Innovative Bispecific Nanobody Targeting FGL1 and PDCD1 for Next-Generation Cancer Immunotherapy
VHH-P556 is a cutting-edge, bispecific nanobody engineered to target both fibrinogen like 1 (FGL1) and programmed cell death 1 (PDCD1) with high precision. This fully humanized antibody is currently advancing through the Biological Testing stage and holds significant promise for the treatment of cancer. By simultaneously engaging FGL1 and PDCD1, VHH-P556 is designed to modulate key pathways in tumor immune evasion, supporting its potential efficacy in a variety of malignancies. This program leverages advanced antibody technology and is positioned at the forefront of immuno-oncology innovation.
| Candidate | VHH-P556 |
| Target | fibrinogen like 1 (FGL1) programmed cell death 1 (PDCD1) |
| Modality | humanized bispecific VHH |
| Indication | Cancer |
Licensing Opportunity
VHH-P556 is available for out-licensing and collaborative development. We welcome inquiries from partners interested in advancing next-generation immunotherapies and maximizing the clinical and commercial value of this innovative bispecific nanobody.
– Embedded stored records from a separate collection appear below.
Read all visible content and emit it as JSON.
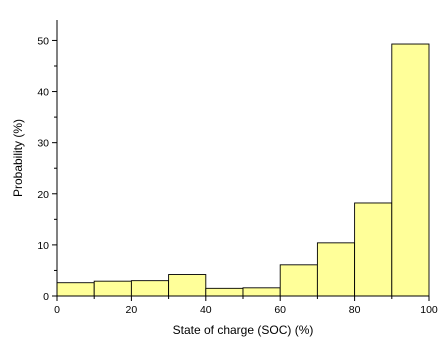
{
  "chart_data": {
    "type": "bar",
    "title": "",
    "xlabel": "State of charge (SOC) (%)",
    "ylabel": "Probability (%)",
    "bin_edges": [
      0,
      10,
      20,
      30,
      40,
      50,
      60,
      70,
      80,
      90,
      100
    ],
    "values": [
      2.6,
      2.9,
      3.0,
      4.2,
      1.5,
      1.6,
      6.1,
      10.4,
      18.2,
      49.3
    ],
    "xlim": [
      0,
      100
    ],
    "ylim": [
      0,
      54
    ],
    "xticks": [
      0,
      20,
      40,
      60,
      80,
      100
    ],
    "yticks": [
      0,
      10,
      20,
      30,
      40,
      50
    ],
    "bar_color": "#ffff99",
    "bar_edge_color": "#000000",
    "grid": false,
    "legend": "none"
  }
}
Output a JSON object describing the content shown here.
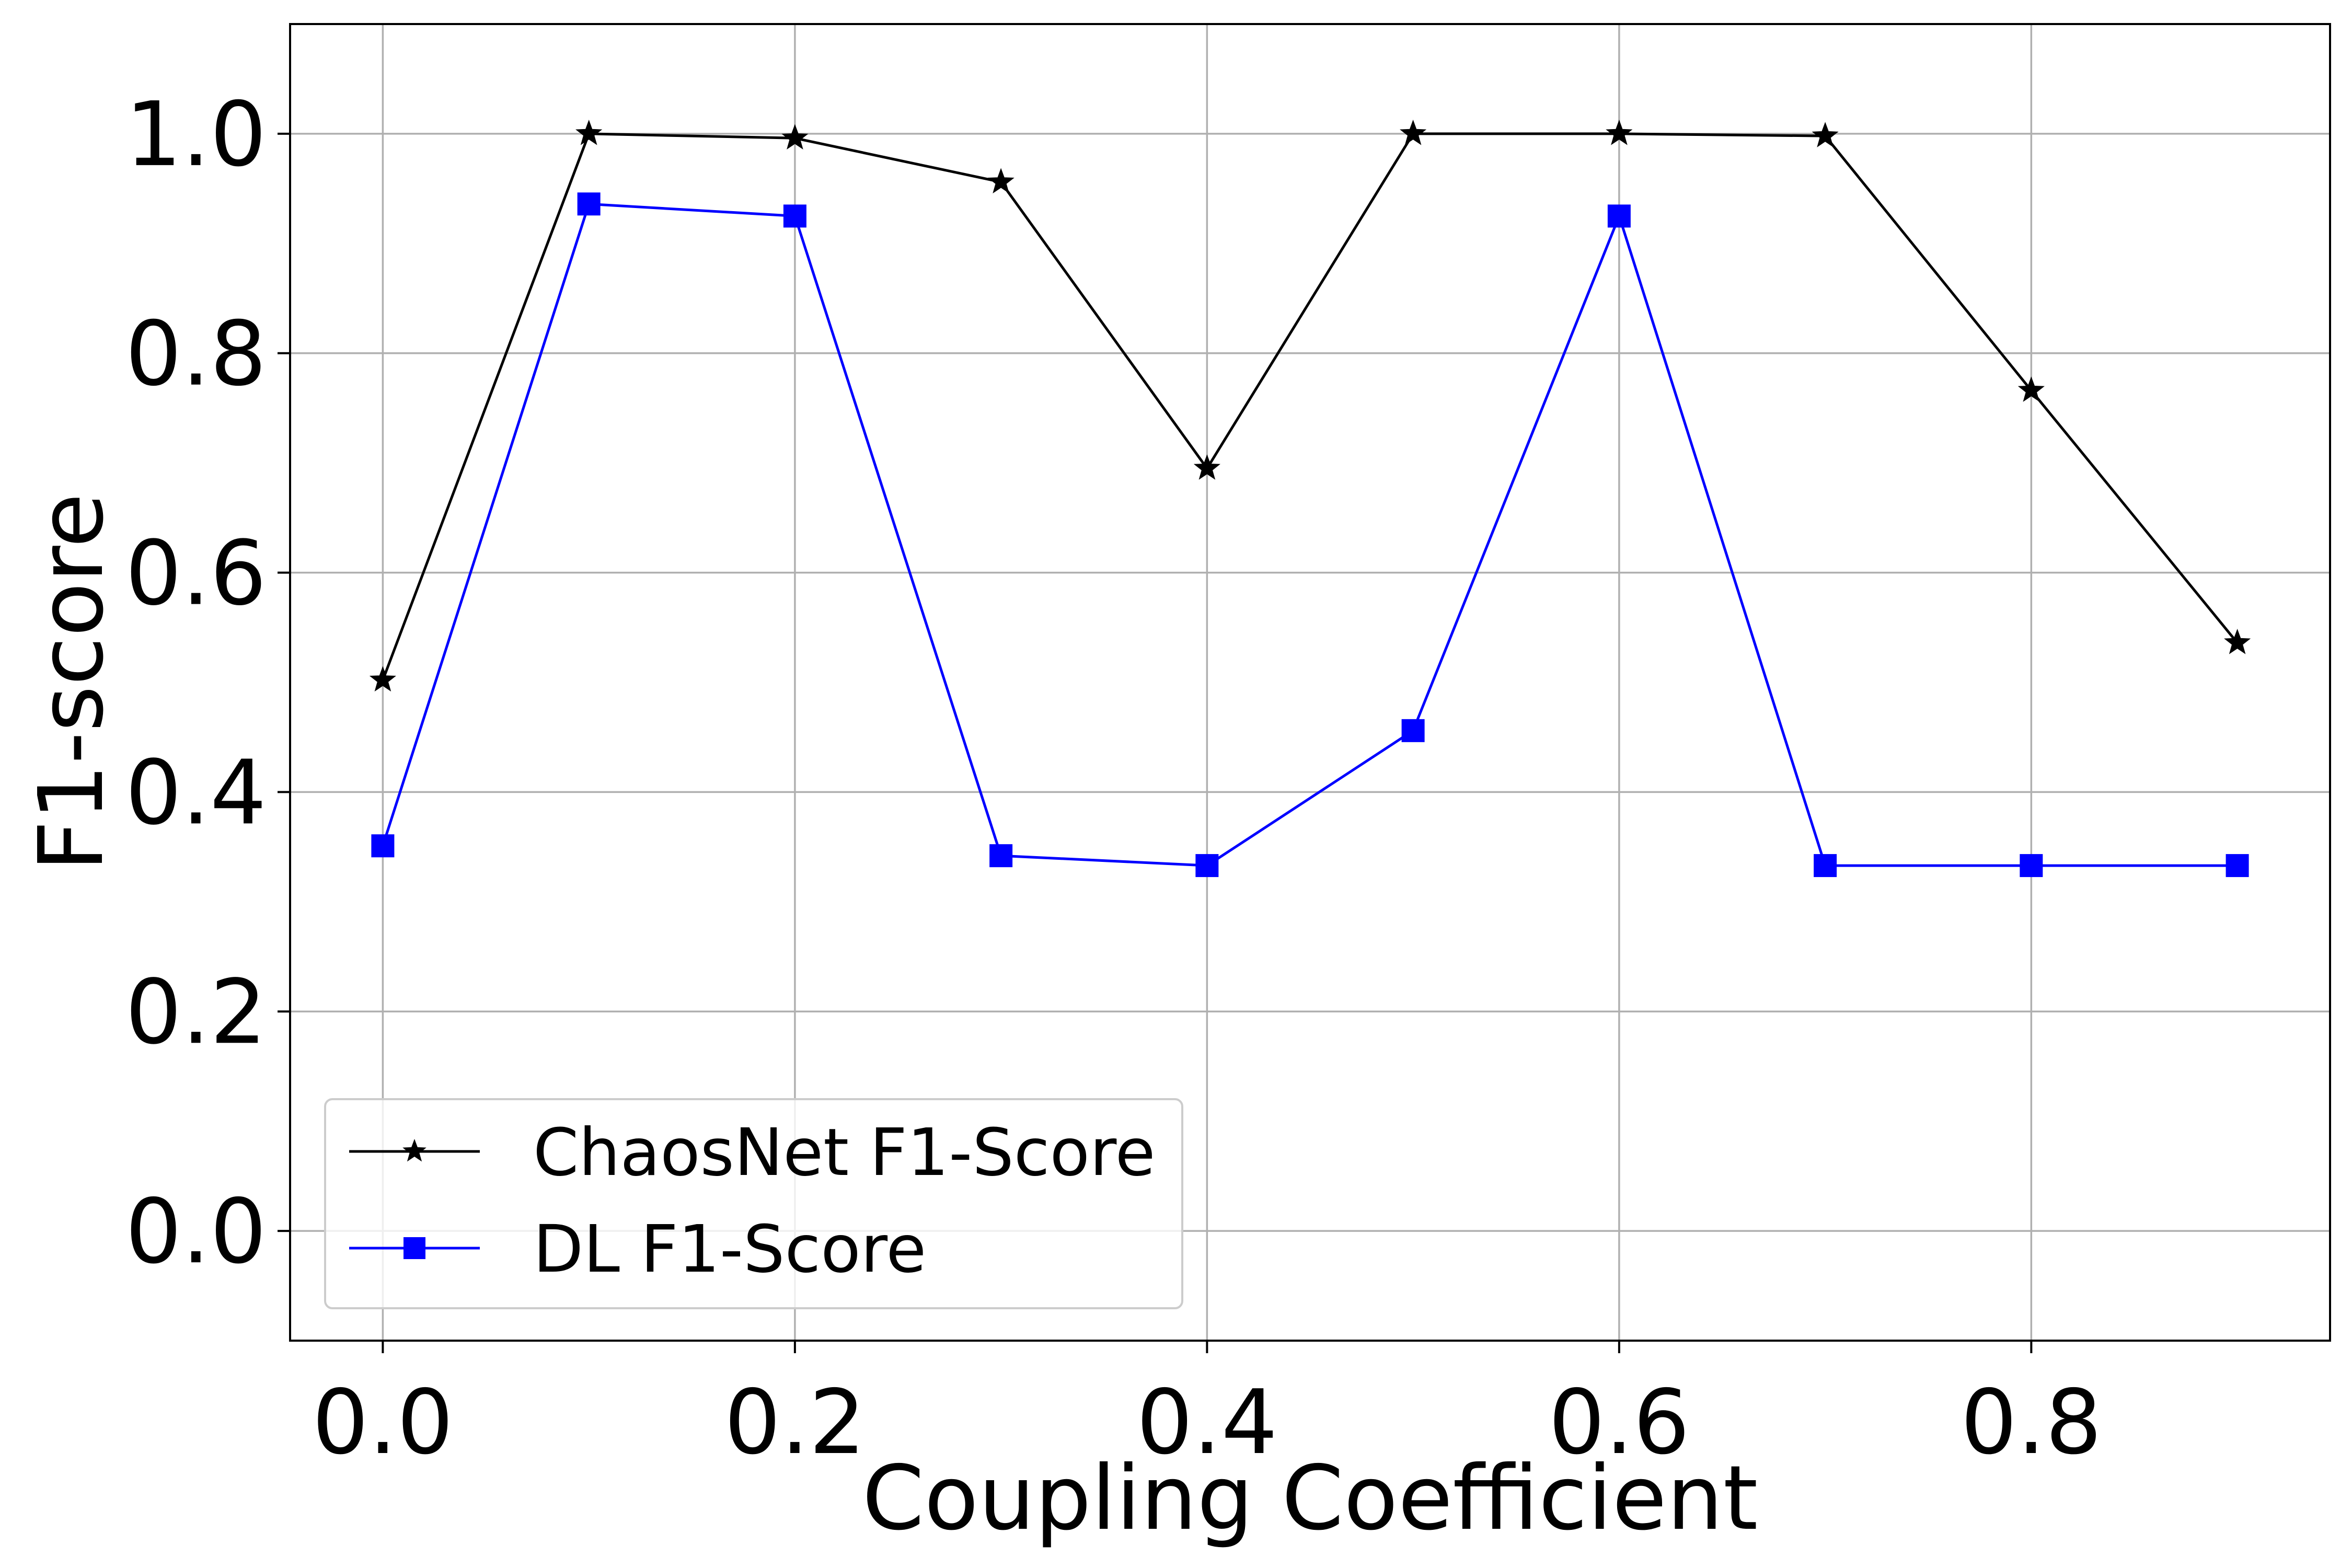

Contact UsDevelopment Phase
| Program | Research | Preclinical | Phase 1 |
|---|---|---|---|
| VHH-P556 |
Modality
VHH-P556 is a bispecific antibody constructed from two distinct polypeptide chains. The first chain incorporates variable domains targeting programmed cell death mechanisms, fused to a constant Fc domain, while the second chain is a single-domain antibody (nanobody) directed against fibrinogen like 1. The single-domain nanobody structure confers unique advantages such as small molecular size, superior tissue penetration, and enhanced stability compared to traditional antibodies. These structural features are especially beneficial in cancer therapy, enabling VHH-P556 to access challenging tumor microenvironments and maintain activity in diverse physiological conditions. Expression in ExpiCHO cells ensures robust and scalable production, supporting future clinical and commercial development.
Target
FGL1 and PDCD1 are central to immune regulation in cancer. FGL1 is a secreted protein implicated in immune escape mechanisms within the tumor microenvironment, while PDCD1 is a well-characterized immune checkpoint receptor expressed on T cells. Both FGL1 and PDCD1 contribute to tumor immune evasion by inhibiting T cell activation, allowing malignant cells to proliferate unchecked. FGL1 is predominantly secreted by liver and tumor cells, whereas PDCD1 is mainly found on the surface of activated lymphocytes. Inhibiting the FGL1 and PDCD1 pathways has emerged as a compelling strategy to reactivate anti-tumor immunity. The dual-targeting capability of VHH-P556 against FGL1 and PDCD1 represents a significant strategic opportunity, potentially overcoming resistance seen with monotherapies and establishing a robust foundation for cancer immunotherapy innovation.
Mechanism of Action
VHH-P556 acts by dual inhibition of immune checkpoints FGL1 and PDCD1. Through selective binding to FGL1, it interferes with ligand-mediated immune suppression in the tumor environment; by antagonizing PDCD1, it prevents inhibitory signaling on T cells, thereby enhancing anti-tumor immune responses. Together, this dual blockade disrupts synergistic immune escape pathways, potentially restoring effective T cell activity against cancer cells. The nanobody platform facilitates the generation of bispecifics and supports modular design, enabling future adaptations such as antibody-drug conjugates or multi-specific formats tailored to distinct oncological needs. This unique mechanism positions VHH-P556 as a next-generation immune checkpoint inhibitor with broad therapeutic potential.
Cancer
Cancer remains one of the most significant global health challenges. It encompasses a diverse group of diseases characterized by uncontrolled cellular growth and evasion of immune surveillance. The global cancer burden continues to rise, with millions of new cases diagnosed annually. Standard-of-care treatments include surgery, radiation therapy, chemotherapy, and targeted molecular therapies, as well as immune checkpoint inhibitors. However, limited efficacy, safety concerns, and the development of resistance highlight the need for novel therapeutic strategies. Immune evasion by tumors via mechanisms such as FGL1 and PDCD1 signaling represents a critical challenge in current oncology practice. VHH-P556, by targeting both FGL1 and PDCD1, offers the potential to overcome key resistance pathways and address the unmet medical need for more durable and effective cancer immunotherapies.